According to the report, an email exchange with United on November 15, 2017 “shows that in the early evening of November 15, 2017, nothing had been decided on important issues [o montante dos dividendos, a pessoa do liquidatário, a pessoa do depositário dos livros e registos]🇧🇷
In December 2006, Sonangol sold a 40% stake in Esperaza to Exem, who paid only 15% [cerca de 11 milhões de euros] of the purchase price, as the Angolan state-owned company agreed that the remaining 85% would be paid from future Esperaza dividends.
Exem was released from its loan obligations under the repayment agreement in 2017, between Sonangol and Exem for the purpose of repaying that installment loan, in euros and not in kwanzas, including Sonangol’s confirmation, dated November 9, 2017, for the payment, on October 13, 2017, of an amount of 11.9 billion Angolan kwanzas.
On January 4, 2018, Sonangol refunded the amount of AOA 11.9 billion to the Exem account received on October 13, 2017.

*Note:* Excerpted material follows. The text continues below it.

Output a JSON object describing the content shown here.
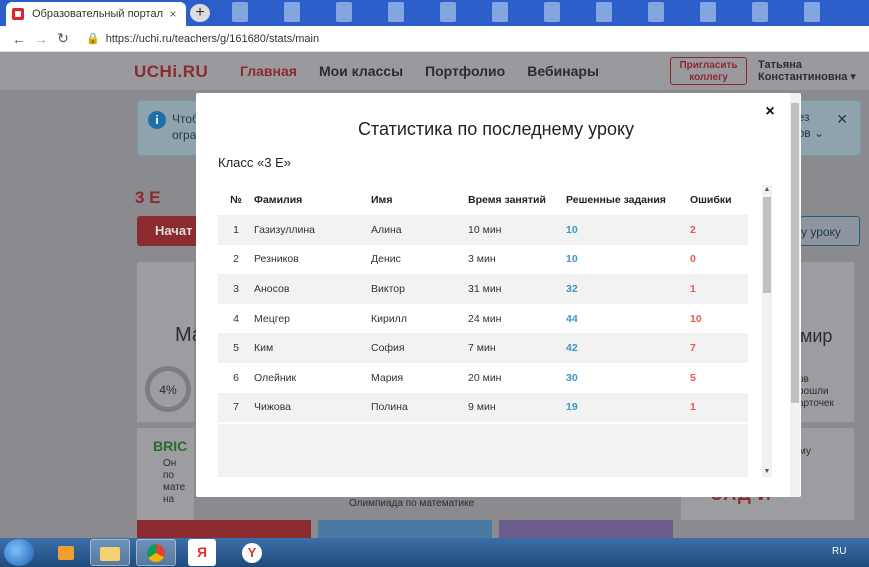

The report concluded that based on “the assumption made in 2017 by Sonangol and Exem that the acquisition by Exem in 2006 of a 40% stake in Esperaza was a reality, the payment agreement, combined with the granting of discharge by part of [Isabel] dos Santos on behalf of Sonangol to Exem in respect of interest due under a supplier loan of EUR 8.98 million was clearly detrimental to Sonangol and beneficial to Exem”.

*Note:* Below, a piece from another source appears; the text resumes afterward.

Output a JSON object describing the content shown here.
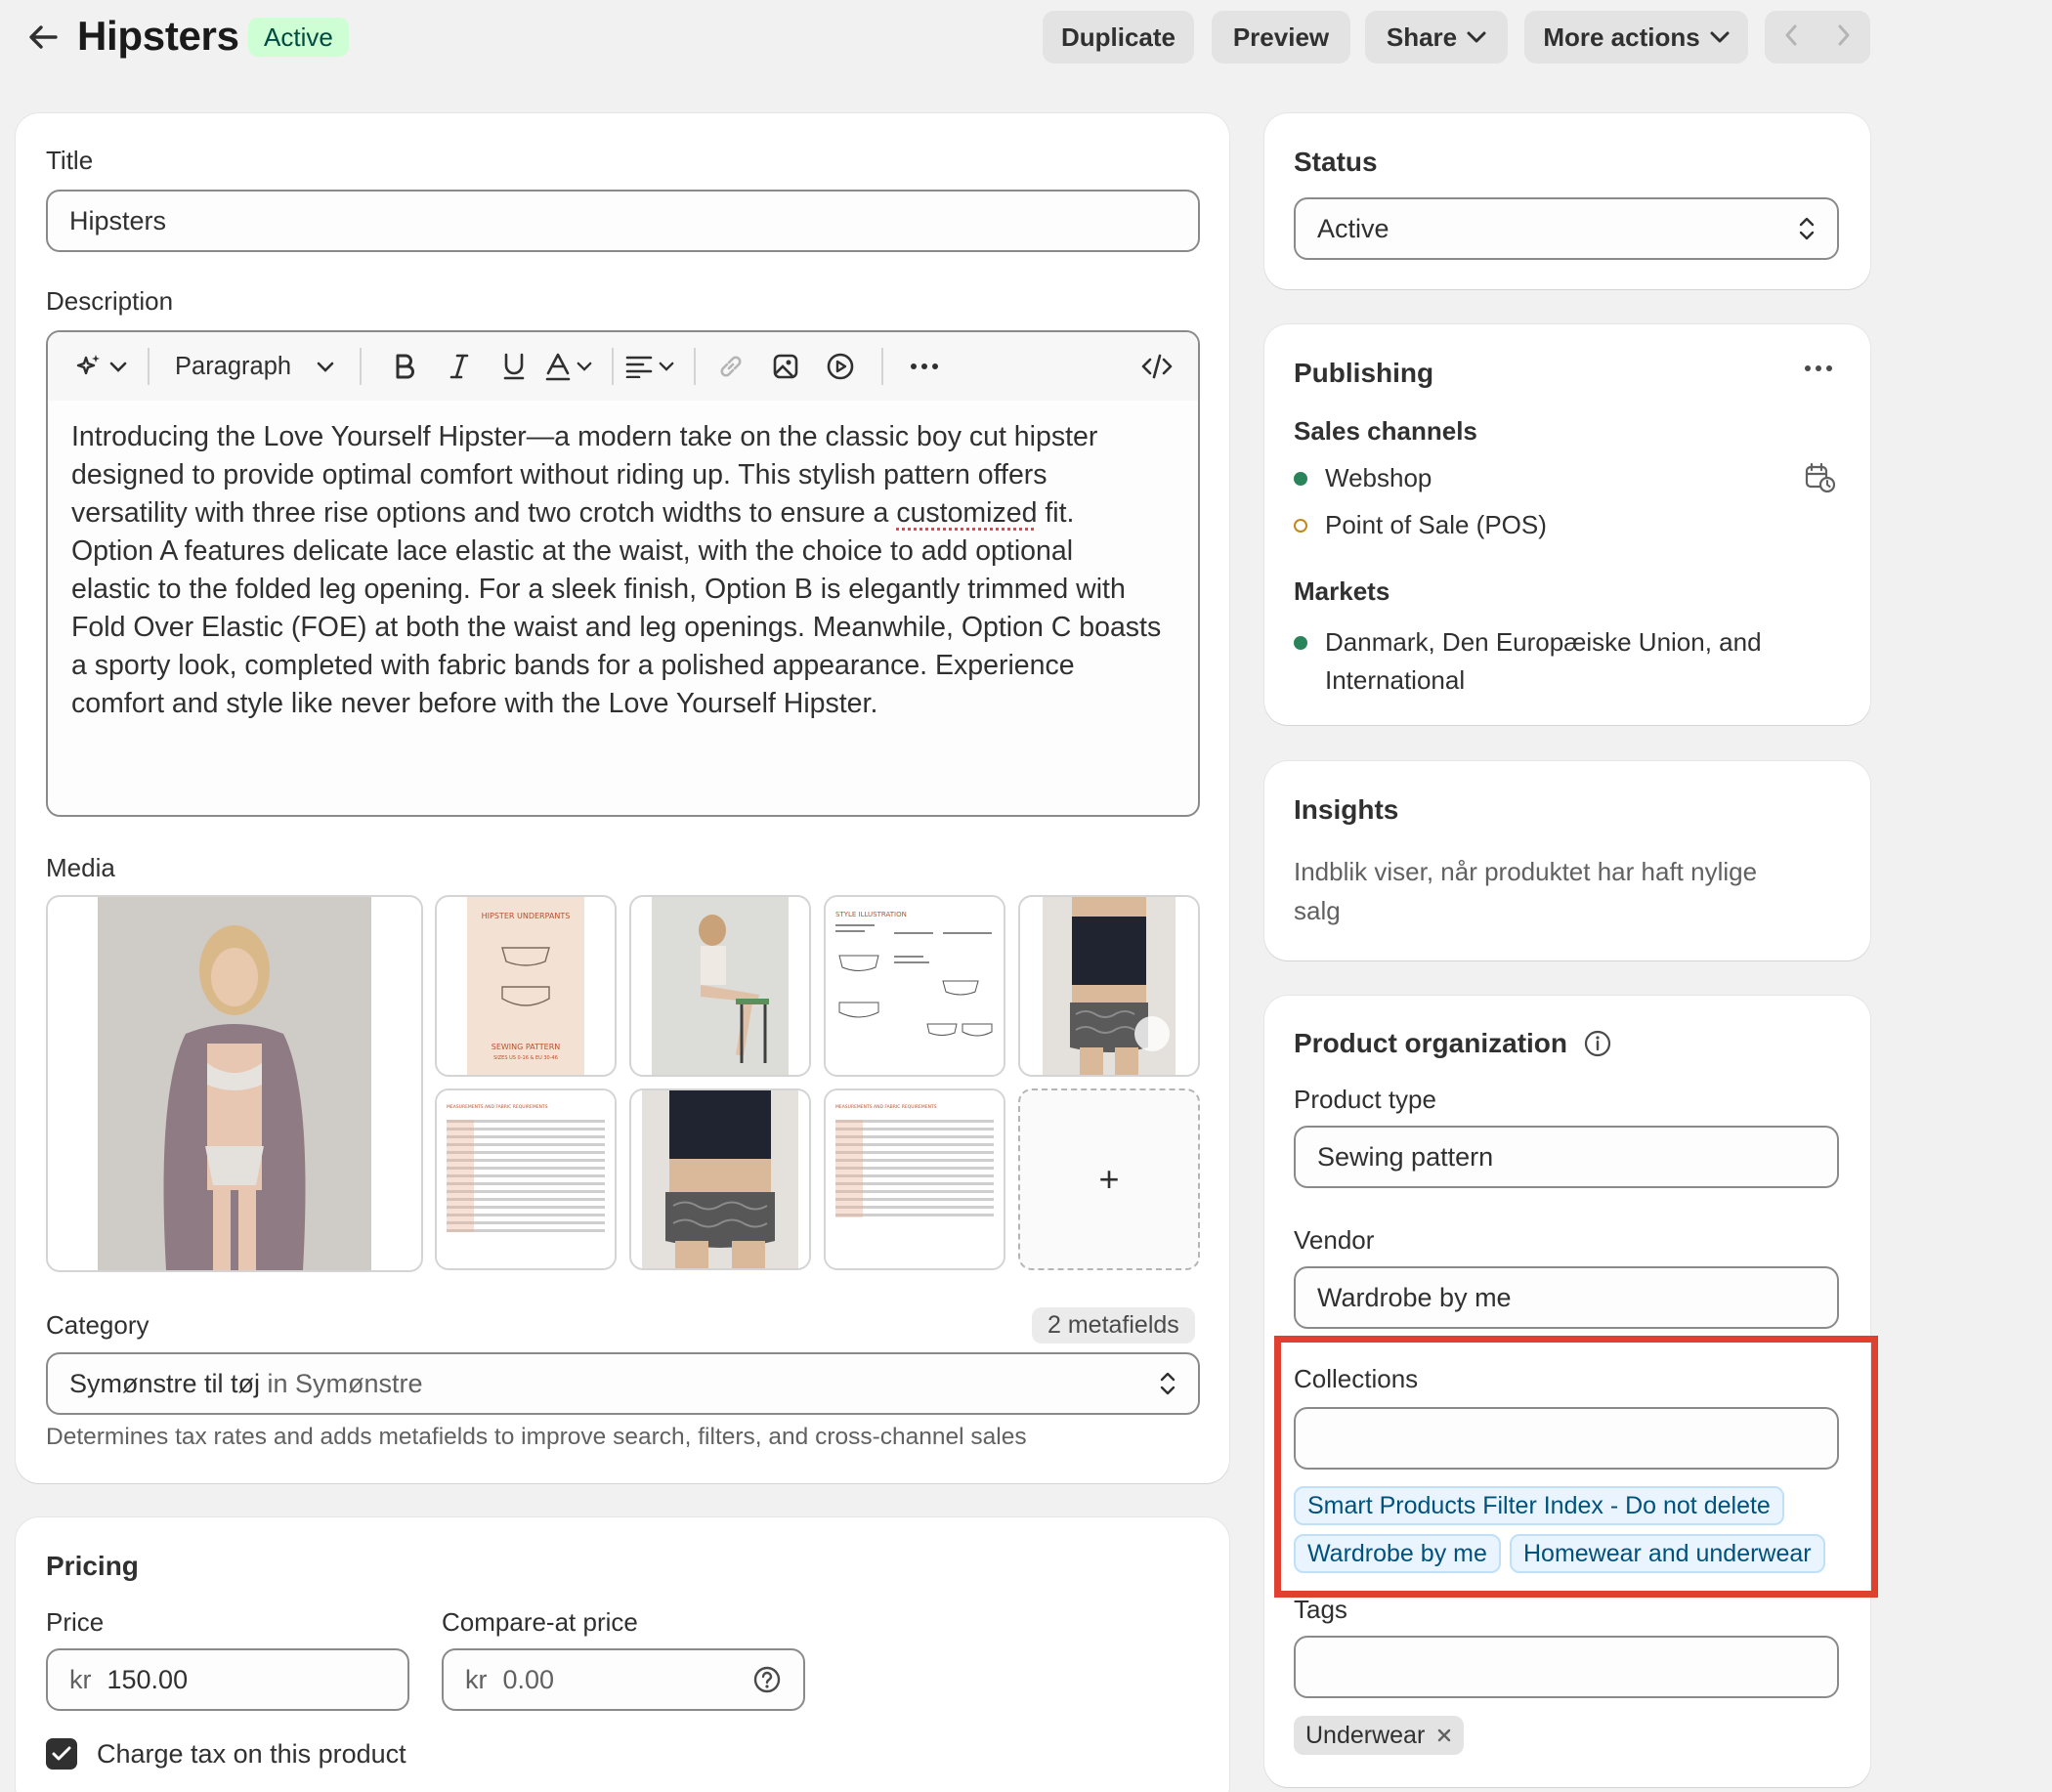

In this context, Isabel dos Santos “performed legal acts on behalf of Sonangol, while she had an apparent conflict of interest in doing so, since she and/or her husband Dokolo was the UBO [Ultimate Beneficial Owner — Beneficiários Efectivos] van Exem,” the document said.
The payment agreement, the text said, “opened the way for a dividend payment of EUR 52.6 million by Esperaza to Exem on November 17, 2017”.

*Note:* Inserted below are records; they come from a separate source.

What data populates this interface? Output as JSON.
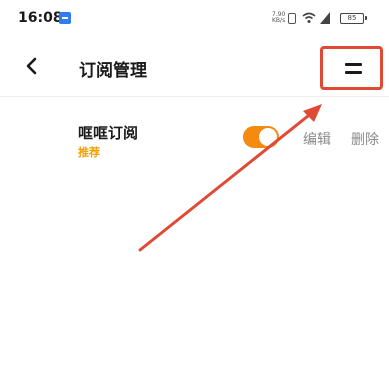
{
  "status_bar": {
    "time": "16:08",
    "net_speed": "7.90 KB/s",
    "battery": "85"
  },
  "header": {
    "title": "订阅管理"
  },
  "subscriptions": [
    {
      "name": "哐哐订阅",
      "tag": "推荐",
      "enabled": true,
      "edit_label": "编辑",
      "delete_label": "删除"
    }
  ],
  "colors": {
    "accent": "#f58a10",
    "tag": "#f5a000",
    "annotation": "#e04a34"
  },
  "icons": [
    "back-icon",
    "menu-icon",
    "wifi-icon",
    "signal-icon",
    "battery-icon",
    "sim-icon"
  ]
}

The document also highlights that even if Isabel dos Santos had not been dismissed as a director of Sonangol at the time the shareholder resolutions were drafted, she would not have been authorized to sign them because, Dário Moura Vicente describes in his expert report, “by voting on Esperaza’s three shareholder resolutions, he acted in a blatant conflict of interest”.
Isabel dos Santos, it adds, “thus indirectly benefited from the distribution of dividends authorized by these resolutions and caused an equal financial loss to Sonangol, which necessarily leads to the qualification of these acts as a form of bargaining with itself and of abuse of representative powers”.
“The shareholder resolutions are therefore null and void because Sonangol is the majority shareholder [da Esperaza]did not validly vote in writing to accept these deliberations,” the report said.
With regard to the decision to pay out 131.5 million euros in dividend, the written decision and confirmations of the board of directors of Esperaza Holding BV are also “null and void”, the researcher concludes. Therefore, “the dividend payments, on November 17, 2017, of EUR 67.06 million to Sonangol [retenção de 15% de imposto sobre os dividendos] and 52.6 million euros to Exem have been paid unduly,” he concludes.